Substantially, the creative process requires two stages to take place:

  • only the first stage is voluntary, as it starts from a situation perceived as problematic, unintelligible, contradictory and for this reason the mind analyses in depth all the possible contradictions, focusing in detail any smallest facet of the problem;
  • after incubating (dissecting, analysing) the problem for long enough, it becomes clear that this is the threshold of the rational process belonging to the well-known logical mind and some “surrendering” must take place, as the conscious mind admitted already its useless try to give order to a situation (problem) as it appears and definitely allows the problem to exist (by accepting its chaos, its limit).
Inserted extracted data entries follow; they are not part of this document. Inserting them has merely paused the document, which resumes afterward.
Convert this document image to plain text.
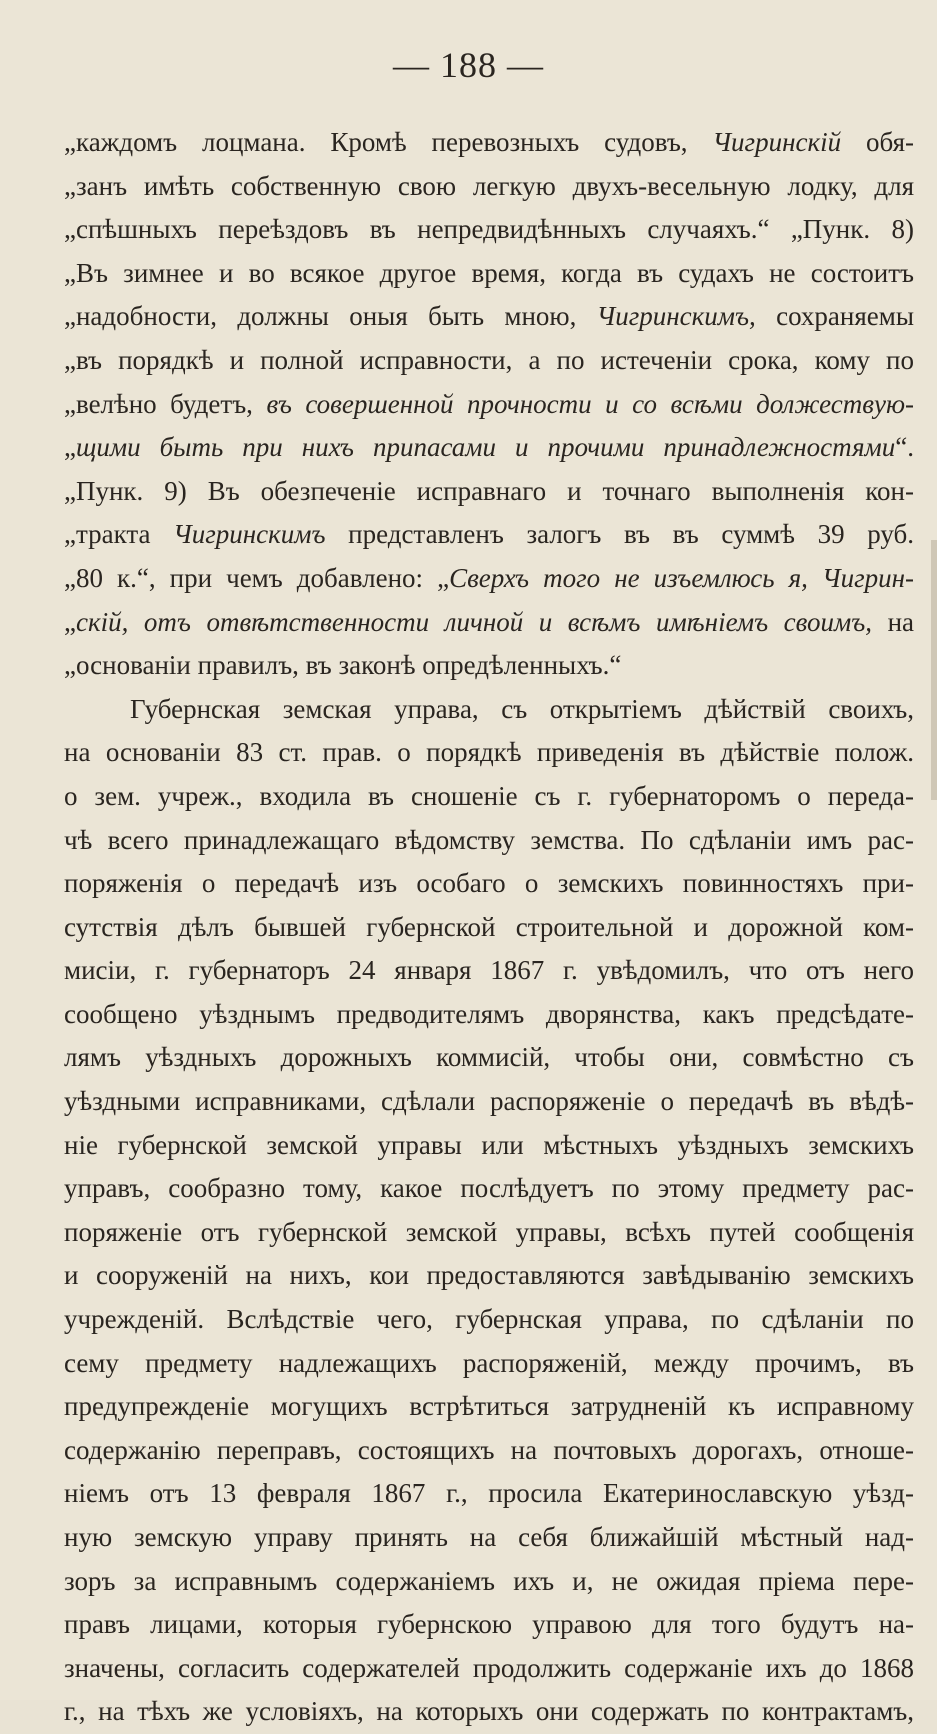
— 188 —
„каждомъ лоцмана. Кромѣ перевозныхъ судовъ, Чигринскій обя-
„занъ имѣть собственную свою легкую двухъ-весельную лодку, для
„спѣшныхъ переѣздовъ въ непредвидѣнныхъ случаяхъ.“ „Пунк. 8)
„Въ зимнее и во всякое другое время, когда въ судахъ не состоитъ
„надобности, должны оныя быть мною, Чигринскимъ, сохраняемы
„въ порядкѣ и полной исправности, а по истеченіи срока, кому по
„велѣно будетъ, въ совершенной прочности и со всѣми должествую-
„щими быть при нихъ припасами и прочими принадлежностями“.
„Пунк. 9) Въ обезпеченіе исправнаго и точнаго выполненія кон-
„тракта Чигринскимъ представленъ залогъ въ въ суммѣ 39 руб.
„80 к.“, при чемъ добавлено: „Сверхъ того не изъемлюсь я, Чигрин-
„скій, отъ отвѣтственности личной и всѣмъ имѣніемъ своимъ, на
„основаніи правилъ, въ законѣ опредѣленныхъ.“
Губернская земская управа, съ открытіемъ дѣйствій своихъ,
на основаніи 83 ст. прав. о порядкѣ приведенія въ дѣйствіе полож.
о зем. учреж., входила въ сношеніе съ г. губернаторомъ о переда-
чѣ всего принадлежащаго вѣдомству земства. По сдѣланіи имъ рас-
поряженія о передачѣ изъ особаго о земскихъ повинностяхъ при-
сутствія дѣлъ бывшей губернской строительной и дорожной ком-
мисіи, г. губернаторъ 24 января 1867 г. увѣдомилъ, что отъ него
сообщено уѣзднымъ предводителямъ дворянства, какъ предсѣдате-
лямъ уѣздныхъ дорожныхъ коммисій, чтобы они, совмѣстно съ
уѣздными исправниками, сдѣлали распоряженіе о передачѣ въ вѣдѣ-
ніе губернской земской управы или мѣстныхъ уѣздныхъ земскихъ
управъ, сообразно тому, какое послѣдуетъ по этому предмету рас-
поряженіе отъ губернской земской управы, всѣхъ путей сообщенія
и сооруженій на нихъ, кои предоставляются завѣдыванію земскихъ
учрежденій. Вслѣдствіе чего, губернская управа, по сдѣланіи по
сему предмету надлежащихъ распоряженій, между прочимъ, въ
предупрежденіе могущихъ встрѣтиться затрудненій къ исправному
содержанію переправъ, состоящихъ на почтовыхъ дорогахъ, отноше-
ніемъ отъ 13 февраля 1867 г., просила Екатеринославскую уѣзд-
ную земскую управу принять на себя ближайшій мѣстный над-
зоръ за исправнымъ содержаніемъ ихъ и, не ожидая пріема пере-
правъ лицами, которыя губернскою управою для того будутъ на-
значены, согласить содержателей продолжить содержаніе ихъ до 1868
г., на тѣхъ же условіяхъ, на которыхъ они содержать по контрактамъ,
At this point, the problem unveils through a novel view. Something new really entered the knowledge of the laws that rule the world.

Attestations of similar, almost mystic, experiences come not only from the artistic world – we almost expect to do it – but quite surprisingly from the scientists and are so numerous to be impressive because perfectly consistent: “A fertile and resolving image is anticipated by an intense brain work: the gravitation theory could be born just after the metaphorical apple fall over a ready mind and such a process can flow into a conscious insight only after coming to a threshold level ” . (5) In this description of the creative process both the nature and the process an intuition or insight can take place through still remain unpredictable, as do the span of apparent mental inactivity and unconscious processing, both stages necessary before the birth of a new theory or work of art.

Therefore, intuition is only a first step to enter creativity. Intuition is a mental function which grasps the meaning of problems, in a sense, it identifies immediately main data and contradictory data in the environment, it finds out the most useful track in the huge mass of perceptional and sensory data present in the problematic field we are dealing with, such as managing in the traffic or solve a mathematical equation.

However, carrying out a creative process requires an incubation and pure contemplation time, until something totally unexpected takes place and the problem unveils.